Investigate the impact of duplicated ingestion of DS and CS vulnerabilities when using SBOM based scans

added Category:Software Composition Analysis Enterprise Edition GitLab Ultimate SCA:Dependency Scanning backend bugperformance devopssecure groupcomposition analysis sectionsec typebug labels

added priority2 severity2 labels

@tkopel FYI I'm tentatively pushing this into %17.7 as we should be careful about the pressure we add on the vulnerability management system and don't ruin the efforts done there.

I set P2/S2 for now but we might lower the severity depending on the actual impact.

@gonzoyumo Acknowledged and appreciated.

changed milestone to %17.7

added workflowrefinement label

mentioned in epic gitlab-org#14636 (closed)

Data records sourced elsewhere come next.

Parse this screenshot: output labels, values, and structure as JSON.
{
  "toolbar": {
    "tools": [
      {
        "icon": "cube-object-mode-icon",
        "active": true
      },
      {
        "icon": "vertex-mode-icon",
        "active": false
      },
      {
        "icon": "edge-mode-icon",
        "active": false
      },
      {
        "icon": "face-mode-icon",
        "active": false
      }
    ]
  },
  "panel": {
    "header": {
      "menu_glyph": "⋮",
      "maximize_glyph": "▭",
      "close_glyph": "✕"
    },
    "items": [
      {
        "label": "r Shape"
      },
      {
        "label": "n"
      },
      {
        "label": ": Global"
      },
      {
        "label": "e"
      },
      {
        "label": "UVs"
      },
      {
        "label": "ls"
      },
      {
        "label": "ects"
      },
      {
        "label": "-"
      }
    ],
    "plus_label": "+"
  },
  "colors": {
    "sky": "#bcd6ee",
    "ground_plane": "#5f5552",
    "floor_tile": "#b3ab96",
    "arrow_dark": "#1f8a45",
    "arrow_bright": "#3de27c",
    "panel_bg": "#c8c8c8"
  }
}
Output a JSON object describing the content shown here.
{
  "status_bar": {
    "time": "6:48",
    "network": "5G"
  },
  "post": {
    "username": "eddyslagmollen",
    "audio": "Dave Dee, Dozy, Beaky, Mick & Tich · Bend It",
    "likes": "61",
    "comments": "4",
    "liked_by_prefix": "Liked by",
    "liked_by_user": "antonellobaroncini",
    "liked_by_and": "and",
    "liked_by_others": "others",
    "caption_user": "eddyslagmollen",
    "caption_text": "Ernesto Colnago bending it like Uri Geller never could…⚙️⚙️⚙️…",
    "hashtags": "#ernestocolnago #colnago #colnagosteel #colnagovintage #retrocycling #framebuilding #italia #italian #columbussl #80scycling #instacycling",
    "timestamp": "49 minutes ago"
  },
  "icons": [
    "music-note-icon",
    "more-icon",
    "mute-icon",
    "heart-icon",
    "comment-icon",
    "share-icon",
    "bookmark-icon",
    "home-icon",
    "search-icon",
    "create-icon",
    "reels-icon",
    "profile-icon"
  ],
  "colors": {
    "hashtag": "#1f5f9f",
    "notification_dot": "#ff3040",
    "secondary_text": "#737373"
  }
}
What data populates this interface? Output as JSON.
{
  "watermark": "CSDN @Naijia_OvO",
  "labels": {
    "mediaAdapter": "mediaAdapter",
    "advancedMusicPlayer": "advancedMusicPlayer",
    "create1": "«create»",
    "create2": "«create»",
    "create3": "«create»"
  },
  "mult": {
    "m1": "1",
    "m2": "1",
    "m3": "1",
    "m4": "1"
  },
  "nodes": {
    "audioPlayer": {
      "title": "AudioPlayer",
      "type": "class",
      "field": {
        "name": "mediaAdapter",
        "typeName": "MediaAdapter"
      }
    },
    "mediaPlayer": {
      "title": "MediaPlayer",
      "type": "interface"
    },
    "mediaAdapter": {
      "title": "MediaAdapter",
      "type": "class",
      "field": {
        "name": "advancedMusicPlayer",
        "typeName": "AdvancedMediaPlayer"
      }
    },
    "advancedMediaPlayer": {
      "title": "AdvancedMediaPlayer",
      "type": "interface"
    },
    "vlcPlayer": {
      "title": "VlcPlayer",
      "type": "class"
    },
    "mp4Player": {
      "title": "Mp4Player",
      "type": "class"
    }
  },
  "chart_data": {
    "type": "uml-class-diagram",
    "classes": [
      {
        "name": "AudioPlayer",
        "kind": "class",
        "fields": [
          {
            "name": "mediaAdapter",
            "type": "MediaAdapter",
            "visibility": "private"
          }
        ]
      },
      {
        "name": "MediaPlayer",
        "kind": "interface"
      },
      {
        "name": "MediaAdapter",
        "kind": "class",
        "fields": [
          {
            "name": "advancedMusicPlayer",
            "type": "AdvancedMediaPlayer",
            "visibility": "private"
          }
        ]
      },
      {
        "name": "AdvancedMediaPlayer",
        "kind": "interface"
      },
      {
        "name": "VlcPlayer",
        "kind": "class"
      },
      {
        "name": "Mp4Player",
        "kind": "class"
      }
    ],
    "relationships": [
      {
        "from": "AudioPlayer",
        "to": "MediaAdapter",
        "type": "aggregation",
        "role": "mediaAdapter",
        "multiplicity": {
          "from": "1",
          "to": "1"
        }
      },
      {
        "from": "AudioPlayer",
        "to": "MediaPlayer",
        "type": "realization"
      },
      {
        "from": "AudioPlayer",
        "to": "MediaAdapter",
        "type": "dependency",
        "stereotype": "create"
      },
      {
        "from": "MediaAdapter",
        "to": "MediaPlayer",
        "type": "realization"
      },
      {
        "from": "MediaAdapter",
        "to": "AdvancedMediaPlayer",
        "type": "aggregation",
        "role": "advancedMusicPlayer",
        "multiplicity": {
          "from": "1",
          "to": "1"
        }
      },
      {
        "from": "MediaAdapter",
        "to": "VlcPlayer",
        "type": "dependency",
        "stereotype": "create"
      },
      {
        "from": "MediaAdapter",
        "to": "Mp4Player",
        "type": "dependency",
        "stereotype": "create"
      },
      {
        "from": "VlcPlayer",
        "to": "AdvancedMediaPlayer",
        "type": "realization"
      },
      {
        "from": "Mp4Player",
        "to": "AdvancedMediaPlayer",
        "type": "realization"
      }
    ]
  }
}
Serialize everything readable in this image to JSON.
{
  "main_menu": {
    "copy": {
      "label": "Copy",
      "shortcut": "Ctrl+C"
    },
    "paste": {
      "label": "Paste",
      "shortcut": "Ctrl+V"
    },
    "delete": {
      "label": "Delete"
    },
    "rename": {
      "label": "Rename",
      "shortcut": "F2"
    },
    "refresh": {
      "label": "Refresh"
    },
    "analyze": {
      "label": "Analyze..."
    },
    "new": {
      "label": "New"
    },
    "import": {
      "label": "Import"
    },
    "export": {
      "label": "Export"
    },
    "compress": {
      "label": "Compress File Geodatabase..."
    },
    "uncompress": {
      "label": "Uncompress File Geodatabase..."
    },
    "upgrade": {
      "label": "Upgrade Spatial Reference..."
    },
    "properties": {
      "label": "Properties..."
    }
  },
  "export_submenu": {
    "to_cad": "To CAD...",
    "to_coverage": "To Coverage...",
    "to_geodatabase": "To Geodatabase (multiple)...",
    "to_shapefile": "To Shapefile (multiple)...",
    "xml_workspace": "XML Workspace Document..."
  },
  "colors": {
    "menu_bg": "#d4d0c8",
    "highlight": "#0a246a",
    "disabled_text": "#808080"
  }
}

mentioned in issue #502469 (closed)

@gonzoyumo When we have both a security report and a cycloneDX both will be scanned for vulnerabilities?

Because CS and DS should output different vulnerabilities (at least if the non-os packages flag isn't on)

@tkopel there is a duplicate effort of scanning and then ingesting vulnerabilities

DS CI job performs the SBOM generation and security analysis
security report is ingested in the vuln management system
SBOM report is ingested and SBOM based security analysis is triggered
resuls from SBOM based security analys are ingested in the vuln management system

So we waste resources in doing the "same" scan twice and then in trying to re-insert the same vulnerabilities. One user facing consequence of that is the issue SBOM based Scanning overrides the scanner value... (#502469 - closed)

There should be no particular problem between CS and DS as these are still separated in our vulnerability management system, so we had to maintain that separation in our SBOM processing AFAIR. So when we ingest an SBOM report, the GitLab taxonomy properties inform on what type of vulnerability should be created. In other words, even when enabling scan for language packages in CS, all vulnerabilities created are of CS type.

That said, it seems we've introduced a purl_type based logic which might produce DS vulnerabilities when scanning a non OS package component coming from an SBOM report generated by trivy This seems to be part of the recent CVS on SBOM change workflow, but this is currently not enabled for CS. Though we have to verify this before we enable it

@gonzoyumo So the problem is that customers that are running Gemnasium DS, that outputs both a cycloneDX report and a security report will get duplicated vulnerabilities?

@tkopel fortunately no, this would have been a no-go.

There should be no duplicate vulnerabilities in the project as the CI based reports and the SBOM based scans are relying on the same data sources for both the security advisories and for the list of components (there might be edge cases where CI scan configuration might generate different results though). So when reaching the step 5, the vulnerabilities generated by the SBOM scan have already been created at step 3.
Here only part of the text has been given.